What really matters to me more, however, is the fact that due to these barriers, most certified organic tea farms are operated by larger firms the owners and managers of which have never had the kind of intimate relationship with tea production as traditional farmers and producers. The vast majority of properly certified organic tea farms produce mass quality rather than traditional quality. To them the pressure for higher output and higher profit margin is more important than tea quality.

Report for EU MRL test for tea

Report for EU MRL test for tea
The very long list of test items for MRL test for tea importation into Europe. There are about 290 chemicals to test against in a normal test. This is a report for one of my traditional quality products in my capacity as a tea merchant. Note that the results came out as ND ( non-detectable ) in all items, and yet this is not a certified organic tea. Note also that not all teas sold in EU have been tested.

I am not saying that all organic tea farms are like that, but this is a large part of reality.

As an end-user, I care about food safety as much as taste quality. Most certified organic producers have a long way to go before they are able to produce the kind of tea that I would enjoy drinking. Before there is a solution for labeling traditionally eco-friendly products, I will continue to stick with small farms whose practice is truly traditional and whose owners I know would not be tempted for higher productivity to sacrifice conscientiousness and basic morality. And those who really know about tea.

A better way is yet to be found

Issues in food, health, ecology and environment are a lot more complex than a simple organic label to solve. Many efforts are happening at this moment to counteract corporate controls and domination, even in what seems to be a friendly organic label. The organic label is a domination act and the playground of certain big brothers.

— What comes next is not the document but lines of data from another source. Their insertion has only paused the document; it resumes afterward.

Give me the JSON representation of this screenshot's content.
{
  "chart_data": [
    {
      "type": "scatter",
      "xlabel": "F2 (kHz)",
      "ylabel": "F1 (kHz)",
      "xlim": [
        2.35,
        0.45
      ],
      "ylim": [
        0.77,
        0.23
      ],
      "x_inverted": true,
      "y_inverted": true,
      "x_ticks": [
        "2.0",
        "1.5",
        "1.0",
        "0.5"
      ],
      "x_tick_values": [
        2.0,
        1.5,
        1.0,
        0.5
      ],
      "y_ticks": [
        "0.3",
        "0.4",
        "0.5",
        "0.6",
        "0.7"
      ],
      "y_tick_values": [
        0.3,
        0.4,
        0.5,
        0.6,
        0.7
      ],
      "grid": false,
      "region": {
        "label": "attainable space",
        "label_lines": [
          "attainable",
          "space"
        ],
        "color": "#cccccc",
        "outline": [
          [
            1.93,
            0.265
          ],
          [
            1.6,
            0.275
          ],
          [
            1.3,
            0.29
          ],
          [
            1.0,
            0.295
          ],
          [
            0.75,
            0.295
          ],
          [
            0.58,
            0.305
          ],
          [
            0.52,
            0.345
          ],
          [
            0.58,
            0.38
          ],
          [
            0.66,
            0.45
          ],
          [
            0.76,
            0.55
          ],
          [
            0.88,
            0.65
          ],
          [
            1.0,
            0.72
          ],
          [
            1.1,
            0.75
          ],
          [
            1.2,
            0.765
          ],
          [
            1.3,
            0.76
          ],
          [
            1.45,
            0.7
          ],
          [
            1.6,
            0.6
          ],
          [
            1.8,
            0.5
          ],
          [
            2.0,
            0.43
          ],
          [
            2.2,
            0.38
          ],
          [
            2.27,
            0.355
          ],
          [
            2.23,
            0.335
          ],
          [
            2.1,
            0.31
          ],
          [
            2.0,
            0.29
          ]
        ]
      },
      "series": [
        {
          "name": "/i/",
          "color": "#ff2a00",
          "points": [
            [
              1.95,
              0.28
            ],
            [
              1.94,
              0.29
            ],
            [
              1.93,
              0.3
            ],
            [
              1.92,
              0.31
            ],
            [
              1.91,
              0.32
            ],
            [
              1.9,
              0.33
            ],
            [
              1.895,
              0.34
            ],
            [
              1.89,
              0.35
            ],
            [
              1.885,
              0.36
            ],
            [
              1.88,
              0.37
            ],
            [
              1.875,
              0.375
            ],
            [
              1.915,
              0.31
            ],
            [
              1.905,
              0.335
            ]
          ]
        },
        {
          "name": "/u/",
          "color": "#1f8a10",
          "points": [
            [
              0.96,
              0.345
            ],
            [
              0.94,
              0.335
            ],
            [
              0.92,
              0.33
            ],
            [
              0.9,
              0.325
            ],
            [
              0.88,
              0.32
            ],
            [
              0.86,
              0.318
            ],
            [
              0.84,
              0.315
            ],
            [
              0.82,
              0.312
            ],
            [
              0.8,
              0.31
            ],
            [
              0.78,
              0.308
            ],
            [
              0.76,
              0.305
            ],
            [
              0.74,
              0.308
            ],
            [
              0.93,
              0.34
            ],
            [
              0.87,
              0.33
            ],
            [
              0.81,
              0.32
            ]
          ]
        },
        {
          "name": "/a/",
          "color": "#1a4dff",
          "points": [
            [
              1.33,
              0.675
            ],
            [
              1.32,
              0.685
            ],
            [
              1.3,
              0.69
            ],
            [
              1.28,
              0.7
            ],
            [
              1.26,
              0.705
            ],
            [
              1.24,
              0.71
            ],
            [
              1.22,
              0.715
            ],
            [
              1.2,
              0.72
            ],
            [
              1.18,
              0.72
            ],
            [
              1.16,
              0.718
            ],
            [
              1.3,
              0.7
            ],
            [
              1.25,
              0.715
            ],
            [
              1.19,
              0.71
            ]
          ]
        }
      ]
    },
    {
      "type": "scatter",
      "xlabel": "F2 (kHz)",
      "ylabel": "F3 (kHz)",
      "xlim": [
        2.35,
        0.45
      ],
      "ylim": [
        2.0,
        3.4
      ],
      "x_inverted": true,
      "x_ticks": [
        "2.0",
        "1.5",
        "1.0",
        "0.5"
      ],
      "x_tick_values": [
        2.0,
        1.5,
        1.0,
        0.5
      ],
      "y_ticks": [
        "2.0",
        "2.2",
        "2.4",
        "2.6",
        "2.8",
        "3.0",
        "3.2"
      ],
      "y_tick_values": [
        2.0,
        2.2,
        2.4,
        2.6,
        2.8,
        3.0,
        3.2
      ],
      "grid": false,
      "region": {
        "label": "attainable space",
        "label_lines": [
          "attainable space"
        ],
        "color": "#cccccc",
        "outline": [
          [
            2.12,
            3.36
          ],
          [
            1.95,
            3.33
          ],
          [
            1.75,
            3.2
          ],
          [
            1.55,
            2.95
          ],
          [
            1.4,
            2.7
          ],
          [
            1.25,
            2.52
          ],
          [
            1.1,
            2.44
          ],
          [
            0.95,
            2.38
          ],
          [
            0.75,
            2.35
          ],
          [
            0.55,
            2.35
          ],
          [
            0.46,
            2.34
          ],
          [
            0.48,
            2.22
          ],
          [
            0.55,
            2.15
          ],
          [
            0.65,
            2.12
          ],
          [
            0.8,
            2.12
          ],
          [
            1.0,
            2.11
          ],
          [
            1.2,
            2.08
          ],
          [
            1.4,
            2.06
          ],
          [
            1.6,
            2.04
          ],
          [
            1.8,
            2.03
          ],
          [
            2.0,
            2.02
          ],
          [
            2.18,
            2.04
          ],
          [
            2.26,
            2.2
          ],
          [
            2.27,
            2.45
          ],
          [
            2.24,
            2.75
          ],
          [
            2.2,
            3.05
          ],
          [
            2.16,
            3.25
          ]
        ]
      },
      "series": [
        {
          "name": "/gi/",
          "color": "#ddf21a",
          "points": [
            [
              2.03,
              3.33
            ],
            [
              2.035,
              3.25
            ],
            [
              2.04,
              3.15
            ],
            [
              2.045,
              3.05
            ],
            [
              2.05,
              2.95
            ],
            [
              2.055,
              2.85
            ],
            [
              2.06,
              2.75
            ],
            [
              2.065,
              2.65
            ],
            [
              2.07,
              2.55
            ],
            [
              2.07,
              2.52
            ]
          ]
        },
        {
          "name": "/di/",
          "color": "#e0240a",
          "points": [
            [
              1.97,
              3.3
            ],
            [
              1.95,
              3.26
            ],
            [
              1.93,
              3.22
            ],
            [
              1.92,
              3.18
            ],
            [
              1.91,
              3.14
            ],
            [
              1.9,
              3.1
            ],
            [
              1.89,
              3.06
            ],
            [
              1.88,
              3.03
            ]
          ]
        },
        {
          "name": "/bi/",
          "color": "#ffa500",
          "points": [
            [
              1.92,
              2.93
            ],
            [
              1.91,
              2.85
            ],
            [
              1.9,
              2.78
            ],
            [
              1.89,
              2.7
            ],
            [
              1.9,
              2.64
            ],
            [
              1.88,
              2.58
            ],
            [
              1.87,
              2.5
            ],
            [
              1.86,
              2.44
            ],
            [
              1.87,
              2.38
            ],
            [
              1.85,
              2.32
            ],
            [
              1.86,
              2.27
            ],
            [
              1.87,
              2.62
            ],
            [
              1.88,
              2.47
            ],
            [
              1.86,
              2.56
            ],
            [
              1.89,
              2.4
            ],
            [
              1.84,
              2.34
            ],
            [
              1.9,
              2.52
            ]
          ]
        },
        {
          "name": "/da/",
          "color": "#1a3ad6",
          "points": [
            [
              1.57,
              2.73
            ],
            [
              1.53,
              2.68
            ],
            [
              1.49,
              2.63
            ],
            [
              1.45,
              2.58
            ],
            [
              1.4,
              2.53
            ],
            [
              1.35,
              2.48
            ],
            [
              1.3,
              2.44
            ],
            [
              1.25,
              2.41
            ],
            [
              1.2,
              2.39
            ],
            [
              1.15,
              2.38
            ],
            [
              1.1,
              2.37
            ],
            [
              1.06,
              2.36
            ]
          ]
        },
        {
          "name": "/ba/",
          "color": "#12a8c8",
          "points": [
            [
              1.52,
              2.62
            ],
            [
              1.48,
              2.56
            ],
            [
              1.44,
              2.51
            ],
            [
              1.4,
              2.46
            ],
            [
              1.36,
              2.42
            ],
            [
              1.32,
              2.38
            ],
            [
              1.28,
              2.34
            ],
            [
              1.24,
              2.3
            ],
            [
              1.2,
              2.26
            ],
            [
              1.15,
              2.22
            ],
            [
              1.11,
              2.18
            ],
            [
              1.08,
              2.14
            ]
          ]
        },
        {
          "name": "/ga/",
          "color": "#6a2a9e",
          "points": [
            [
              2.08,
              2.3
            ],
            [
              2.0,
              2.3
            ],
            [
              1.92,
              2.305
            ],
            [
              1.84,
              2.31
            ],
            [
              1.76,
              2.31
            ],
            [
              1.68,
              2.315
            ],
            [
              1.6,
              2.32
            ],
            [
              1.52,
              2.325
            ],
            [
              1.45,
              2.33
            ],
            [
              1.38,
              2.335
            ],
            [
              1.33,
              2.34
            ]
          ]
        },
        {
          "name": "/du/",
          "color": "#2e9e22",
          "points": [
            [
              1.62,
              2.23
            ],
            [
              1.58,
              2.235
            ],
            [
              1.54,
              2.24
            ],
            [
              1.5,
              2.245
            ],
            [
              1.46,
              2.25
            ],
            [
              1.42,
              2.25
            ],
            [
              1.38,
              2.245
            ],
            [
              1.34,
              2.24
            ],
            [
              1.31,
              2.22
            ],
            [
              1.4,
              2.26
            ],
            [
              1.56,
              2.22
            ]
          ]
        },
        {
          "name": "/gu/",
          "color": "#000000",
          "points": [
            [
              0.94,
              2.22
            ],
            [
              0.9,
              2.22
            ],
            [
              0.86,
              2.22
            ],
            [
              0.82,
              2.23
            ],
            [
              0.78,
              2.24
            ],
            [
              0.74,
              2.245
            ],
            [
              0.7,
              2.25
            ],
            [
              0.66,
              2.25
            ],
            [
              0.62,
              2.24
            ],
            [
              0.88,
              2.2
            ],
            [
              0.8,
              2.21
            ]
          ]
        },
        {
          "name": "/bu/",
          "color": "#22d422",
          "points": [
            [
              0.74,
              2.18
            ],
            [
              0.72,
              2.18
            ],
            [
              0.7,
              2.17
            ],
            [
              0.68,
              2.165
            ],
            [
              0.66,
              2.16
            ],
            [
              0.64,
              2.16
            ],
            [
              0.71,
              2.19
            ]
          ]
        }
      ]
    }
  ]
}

Alternative routes such as cooperatives, trust labels, communities etc are setting up in different parts of the world with one belief — there are better ways for eco-friendly farming. Between squished with pond mud at the toes and heartless mechanical tea manufacturing in plantations, there must be ways that the agricultural communities for sustainable development of fine traditional tea. we just have to find it. The continuum of the highest quality standard in the most important beverage of human heritage will be sustained that way.

1 Response

  1. Thanks very much for the information, I hope the traditional methods and practices will continue. As much as I like to drink tea (and try to copy what they do in the old style Chinese martial arts movies), I’m willing to pay for very good tea-and you should see the collection of puerh I already have. Thanks.